The frequency of file I/O is very important to secure the scratch system and disks. See the documentation by TACC https://docs.tacc.utexas.edu/tutorials/managingio/ to optimize it.
So, you want to store all the FFTs in the memory and distribute them to the tasks. However, if you send the FFT from master core hosting the tasks to the workers in the different node, it takes time to transfer the data. You can run this metric, but it is inefficient comparing to conduct the tasks within a node.
Therefore, we first parallelized the time window e.g. every 2 years, and submitted the jobs separately, and each job executes the cross-correlations of all possible station pairs parallelized with the number of cores in the node. This metric is optimized in the file I/O such that the file of seismic data is accessed only once, and is distributed via the memory within the node.
It is not practical to store the data in a single large file even in the HDF5-based JLD2 format. The I/O from a single large file is not recommended when you conduct the process parallelization. Therefore, we separated the seismic data into a daily length, and also output the correlation functions into the small pieces of '.jld2' files, which is gathered in the post-processing.

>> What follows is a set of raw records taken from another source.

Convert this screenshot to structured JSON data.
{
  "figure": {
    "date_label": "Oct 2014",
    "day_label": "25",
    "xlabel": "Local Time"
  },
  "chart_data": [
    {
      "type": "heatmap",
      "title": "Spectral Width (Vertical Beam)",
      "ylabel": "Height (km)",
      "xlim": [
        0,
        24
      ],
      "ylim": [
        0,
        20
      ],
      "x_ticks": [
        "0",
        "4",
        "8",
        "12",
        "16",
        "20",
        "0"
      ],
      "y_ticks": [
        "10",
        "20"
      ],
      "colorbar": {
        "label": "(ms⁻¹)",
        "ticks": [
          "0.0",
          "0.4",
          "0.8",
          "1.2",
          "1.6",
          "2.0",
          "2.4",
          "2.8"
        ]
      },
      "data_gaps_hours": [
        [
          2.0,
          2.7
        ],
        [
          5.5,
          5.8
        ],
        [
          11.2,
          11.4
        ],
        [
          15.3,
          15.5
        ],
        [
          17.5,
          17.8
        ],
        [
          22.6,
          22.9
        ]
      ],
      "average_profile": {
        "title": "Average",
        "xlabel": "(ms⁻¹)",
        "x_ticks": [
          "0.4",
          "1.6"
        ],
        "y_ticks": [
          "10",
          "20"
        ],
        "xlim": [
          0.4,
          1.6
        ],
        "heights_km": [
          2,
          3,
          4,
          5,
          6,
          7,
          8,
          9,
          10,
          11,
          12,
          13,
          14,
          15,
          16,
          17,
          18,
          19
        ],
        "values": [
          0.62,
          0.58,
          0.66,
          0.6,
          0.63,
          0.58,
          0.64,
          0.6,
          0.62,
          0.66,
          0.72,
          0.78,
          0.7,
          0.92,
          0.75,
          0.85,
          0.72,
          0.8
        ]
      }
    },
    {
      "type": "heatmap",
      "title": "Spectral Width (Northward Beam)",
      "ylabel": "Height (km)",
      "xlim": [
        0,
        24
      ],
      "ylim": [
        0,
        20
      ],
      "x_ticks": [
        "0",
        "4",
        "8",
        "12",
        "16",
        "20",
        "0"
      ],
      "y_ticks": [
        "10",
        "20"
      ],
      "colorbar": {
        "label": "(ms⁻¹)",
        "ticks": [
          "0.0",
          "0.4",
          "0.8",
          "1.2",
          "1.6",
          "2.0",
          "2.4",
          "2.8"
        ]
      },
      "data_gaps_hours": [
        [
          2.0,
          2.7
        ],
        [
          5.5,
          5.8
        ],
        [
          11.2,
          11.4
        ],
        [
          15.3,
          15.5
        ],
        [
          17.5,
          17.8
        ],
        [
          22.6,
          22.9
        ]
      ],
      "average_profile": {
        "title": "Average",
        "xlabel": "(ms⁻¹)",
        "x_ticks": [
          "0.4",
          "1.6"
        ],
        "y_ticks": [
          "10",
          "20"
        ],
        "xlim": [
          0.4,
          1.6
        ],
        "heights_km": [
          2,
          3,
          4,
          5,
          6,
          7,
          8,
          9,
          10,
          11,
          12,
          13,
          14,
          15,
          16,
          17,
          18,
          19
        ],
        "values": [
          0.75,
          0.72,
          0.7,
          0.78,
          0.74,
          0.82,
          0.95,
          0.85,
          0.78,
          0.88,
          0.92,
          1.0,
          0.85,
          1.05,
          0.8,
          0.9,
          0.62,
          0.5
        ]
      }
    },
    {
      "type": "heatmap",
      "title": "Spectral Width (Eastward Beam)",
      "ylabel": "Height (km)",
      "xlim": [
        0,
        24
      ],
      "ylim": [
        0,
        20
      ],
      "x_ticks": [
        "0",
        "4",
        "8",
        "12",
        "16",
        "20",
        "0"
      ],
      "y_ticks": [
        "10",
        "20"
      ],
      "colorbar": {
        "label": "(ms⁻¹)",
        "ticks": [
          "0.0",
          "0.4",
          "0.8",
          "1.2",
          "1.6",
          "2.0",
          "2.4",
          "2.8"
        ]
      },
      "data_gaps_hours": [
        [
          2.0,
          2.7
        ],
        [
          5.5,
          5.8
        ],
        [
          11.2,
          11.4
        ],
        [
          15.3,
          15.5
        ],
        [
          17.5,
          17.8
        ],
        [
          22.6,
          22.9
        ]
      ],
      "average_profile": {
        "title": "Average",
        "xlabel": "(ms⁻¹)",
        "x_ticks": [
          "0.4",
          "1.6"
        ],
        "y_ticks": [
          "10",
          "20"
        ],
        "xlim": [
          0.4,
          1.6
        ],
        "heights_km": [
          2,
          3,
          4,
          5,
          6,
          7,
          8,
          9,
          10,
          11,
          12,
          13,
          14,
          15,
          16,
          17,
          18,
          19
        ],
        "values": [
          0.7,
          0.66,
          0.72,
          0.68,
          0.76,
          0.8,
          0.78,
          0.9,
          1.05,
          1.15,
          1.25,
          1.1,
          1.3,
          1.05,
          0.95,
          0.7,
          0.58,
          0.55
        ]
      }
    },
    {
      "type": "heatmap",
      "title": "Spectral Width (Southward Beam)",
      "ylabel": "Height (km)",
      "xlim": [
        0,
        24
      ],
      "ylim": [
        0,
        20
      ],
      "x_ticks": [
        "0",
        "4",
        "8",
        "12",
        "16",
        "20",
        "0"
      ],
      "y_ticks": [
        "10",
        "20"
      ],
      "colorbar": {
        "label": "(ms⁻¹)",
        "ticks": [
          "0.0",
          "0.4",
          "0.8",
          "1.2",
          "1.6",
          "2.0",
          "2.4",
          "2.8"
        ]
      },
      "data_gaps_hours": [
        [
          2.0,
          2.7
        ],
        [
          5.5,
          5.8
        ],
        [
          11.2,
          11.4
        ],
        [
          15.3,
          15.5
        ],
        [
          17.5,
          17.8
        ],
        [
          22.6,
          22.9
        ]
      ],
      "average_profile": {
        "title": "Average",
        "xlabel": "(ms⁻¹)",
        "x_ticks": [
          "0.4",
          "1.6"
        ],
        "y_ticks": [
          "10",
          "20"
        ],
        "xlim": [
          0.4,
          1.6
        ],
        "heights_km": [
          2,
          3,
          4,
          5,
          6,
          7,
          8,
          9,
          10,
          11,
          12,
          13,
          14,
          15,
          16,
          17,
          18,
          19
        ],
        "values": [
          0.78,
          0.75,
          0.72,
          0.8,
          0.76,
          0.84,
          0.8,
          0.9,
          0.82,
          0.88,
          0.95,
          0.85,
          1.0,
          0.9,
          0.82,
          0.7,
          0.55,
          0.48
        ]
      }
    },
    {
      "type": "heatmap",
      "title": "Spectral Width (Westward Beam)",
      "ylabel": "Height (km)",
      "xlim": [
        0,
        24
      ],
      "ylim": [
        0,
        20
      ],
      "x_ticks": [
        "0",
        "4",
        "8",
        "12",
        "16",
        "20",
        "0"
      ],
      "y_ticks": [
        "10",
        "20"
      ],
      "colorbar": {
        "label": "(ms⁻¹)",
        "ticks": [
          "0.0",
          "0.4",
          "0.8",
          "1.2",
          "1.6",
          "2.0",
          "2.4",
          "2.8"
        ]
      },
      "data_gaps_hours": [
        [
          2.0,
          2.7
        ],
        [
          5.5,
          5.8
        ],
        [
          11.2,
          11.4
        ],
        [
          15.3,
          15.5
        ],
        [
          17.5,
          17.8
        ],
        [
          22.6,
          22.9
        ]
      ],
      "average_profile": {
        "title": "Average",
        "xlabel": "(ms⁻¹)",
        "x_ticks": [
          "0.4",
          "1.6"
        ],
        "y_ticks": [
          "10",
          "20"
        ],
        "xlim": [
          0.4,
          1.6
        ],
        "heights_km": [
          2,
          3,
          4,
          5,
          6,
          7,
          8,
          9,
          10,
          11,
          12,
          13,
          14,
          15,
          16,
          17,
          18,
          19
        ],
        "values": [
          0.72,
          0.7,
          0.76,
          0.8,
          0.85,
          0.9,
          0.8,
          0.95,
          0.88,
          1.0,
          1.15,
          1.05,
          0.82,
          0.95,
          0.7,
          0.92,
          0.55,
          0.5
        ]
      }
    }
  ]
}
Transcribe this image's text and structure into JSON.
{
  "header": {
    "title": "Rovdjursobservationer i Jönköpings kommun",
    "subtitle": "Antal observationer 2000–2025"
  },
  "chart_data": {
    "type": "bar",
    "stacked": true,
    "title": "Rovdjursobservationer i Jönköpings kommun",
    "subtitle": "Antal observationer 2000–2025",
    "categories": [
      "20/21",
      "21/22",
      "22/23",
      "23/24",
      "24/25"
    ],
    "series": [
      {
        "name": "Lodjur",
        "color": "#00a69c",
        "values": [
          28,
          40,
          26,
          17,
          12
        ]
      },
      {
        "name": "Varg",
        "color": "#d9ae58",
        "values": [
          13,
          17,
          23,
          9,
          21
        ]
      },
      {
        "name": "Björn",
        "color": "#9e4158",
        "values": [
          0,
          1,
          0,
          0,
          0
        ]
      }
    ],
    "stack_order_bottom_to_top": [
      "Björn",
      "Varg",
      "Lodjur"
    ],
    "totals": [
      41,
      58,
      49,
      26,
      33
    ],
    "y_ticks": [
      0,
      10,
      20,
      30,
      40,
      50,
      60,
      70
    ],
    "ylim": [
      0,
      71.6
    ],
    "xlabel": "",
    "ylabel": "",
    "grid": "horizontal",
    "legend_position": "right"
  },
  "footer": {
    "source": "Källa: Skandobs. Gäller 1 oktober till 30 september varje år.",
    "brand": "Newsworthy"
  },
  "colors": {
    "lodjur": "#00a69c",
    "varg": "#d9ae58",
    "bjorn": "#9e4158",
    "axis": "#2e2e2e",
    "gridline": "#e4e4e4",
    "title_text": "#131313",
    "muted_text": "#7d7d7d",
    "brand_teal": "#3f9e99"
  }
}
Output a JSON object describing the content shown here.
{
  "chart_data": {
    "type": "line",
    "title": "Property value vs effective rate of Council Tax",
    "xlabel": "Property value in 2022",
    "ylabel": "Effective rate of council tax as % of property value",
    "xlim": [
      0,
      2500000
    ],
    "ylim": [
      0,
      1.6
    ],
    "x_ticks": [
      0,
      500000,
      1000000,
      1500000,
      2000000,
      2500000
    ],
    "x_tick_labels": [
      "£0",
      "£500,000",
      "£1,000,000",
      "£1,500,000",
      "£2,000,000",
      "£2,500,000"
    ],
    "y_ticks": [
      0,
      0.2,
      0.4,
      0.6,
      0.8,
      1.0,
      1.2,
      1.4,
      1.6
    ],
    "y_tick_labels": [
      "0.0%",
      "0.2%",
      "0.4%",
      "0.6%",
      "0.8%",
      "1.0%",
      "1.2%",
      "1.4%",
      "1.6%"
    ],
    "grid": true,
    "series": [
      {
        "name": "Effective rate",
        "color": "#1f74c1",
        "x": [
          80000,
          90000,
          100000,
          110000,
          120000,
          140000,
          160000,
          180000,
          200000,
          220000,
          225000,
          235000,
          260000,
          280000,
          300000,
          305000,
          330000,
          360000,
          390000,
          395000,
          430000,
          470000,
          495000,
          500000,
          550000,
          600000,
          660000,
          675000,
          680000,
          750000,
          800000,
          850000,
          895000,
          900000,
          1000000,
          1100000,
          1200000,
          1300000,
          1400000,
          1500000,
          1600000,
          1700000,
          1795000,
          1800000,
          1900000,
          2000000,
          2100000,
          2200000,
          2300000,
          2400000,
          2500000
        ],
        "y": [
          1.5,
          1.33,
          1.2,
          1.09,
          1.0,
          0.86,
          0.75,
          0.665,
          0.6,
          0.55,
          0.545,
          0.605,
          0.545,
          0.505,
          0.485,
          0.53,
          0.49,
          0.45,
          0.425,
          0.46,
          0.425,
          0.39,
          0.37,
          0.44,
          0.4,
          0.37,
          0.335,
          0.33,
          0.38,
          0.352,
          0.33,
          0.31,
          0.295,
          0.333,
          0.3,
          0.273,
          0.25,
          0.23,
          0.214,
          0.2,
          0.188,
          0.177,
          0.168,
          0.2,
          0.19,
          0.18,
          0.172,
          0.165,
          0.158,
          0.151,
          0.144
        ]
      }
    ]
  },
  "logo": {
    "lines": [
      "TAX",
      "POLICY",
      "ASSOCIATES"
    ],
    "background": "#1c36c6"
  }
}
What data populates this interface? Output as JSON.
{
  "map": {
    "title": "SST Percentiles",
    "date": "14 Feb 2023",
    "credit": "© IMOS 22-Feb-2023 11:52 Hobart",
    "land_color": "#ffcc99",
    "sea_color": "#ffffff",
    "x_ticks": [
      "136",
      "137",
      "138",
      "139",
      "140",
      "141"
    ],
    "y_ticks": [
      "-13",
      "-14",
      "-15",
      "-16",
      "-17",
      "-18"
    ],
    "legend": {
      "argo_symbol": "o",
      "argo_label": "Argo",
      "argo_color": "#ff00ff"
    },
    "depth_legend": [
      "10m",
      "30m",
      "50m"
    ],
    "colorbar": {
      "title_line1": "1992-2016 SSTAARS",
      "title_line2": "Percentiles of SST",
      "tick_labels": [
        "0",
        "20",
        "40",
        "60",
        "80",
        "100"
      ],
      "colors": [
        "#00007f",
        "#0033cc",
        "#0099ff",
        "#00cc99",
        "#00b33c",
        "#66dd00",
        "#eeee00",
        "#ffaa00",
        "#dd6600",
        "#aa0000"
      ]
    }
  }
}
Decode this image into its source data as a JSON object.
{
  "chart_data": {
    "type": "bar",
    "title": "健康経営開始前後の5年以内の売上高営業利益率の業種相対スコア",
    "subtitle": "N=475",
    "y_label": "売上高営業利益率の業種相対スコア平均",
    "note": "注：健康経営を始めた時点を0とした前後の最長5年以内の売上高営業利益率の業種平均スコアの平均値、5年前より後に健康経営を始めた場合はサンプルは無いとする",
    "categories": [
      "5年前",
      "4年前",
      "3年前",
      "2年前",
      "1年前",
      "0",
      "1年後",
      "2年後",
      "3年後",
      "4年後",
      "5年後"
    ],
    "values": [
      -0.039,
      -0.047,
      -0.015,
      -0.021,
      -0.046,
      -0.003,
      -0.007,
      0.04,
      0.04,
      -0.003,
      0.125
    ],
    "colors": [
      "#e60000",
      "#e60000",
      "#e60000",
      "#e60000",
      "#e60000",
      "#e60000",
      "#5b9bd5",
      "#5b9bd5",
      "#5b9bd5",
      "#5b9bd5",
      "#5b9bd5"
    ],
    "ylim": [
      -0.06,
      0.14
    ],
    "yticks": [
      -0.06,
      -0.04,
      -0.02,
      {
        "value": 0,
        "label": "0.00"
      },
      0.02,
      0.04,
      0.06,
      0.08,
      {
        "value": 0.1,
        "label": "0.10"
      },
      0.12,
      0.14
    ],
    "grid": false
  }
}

We monitored the usage of CPUs and memory using TACC Remora . You can find the case study of scaling of parallelization in SeisMonitoring_Paper/Appx/Scaling_Frontera.

Compatible to the other application

The default file format and processing parameters are tuned to process the data for the High Resolution Seismic Network (HRSN) (doi:10.7932/HRSN); however, the work flow can be generalized for any kind of the data set. You can also reuse the internal functions to filter the data. We left the comments and some deprecated functions as the reference for future development. Please customize the functions under the MIT License.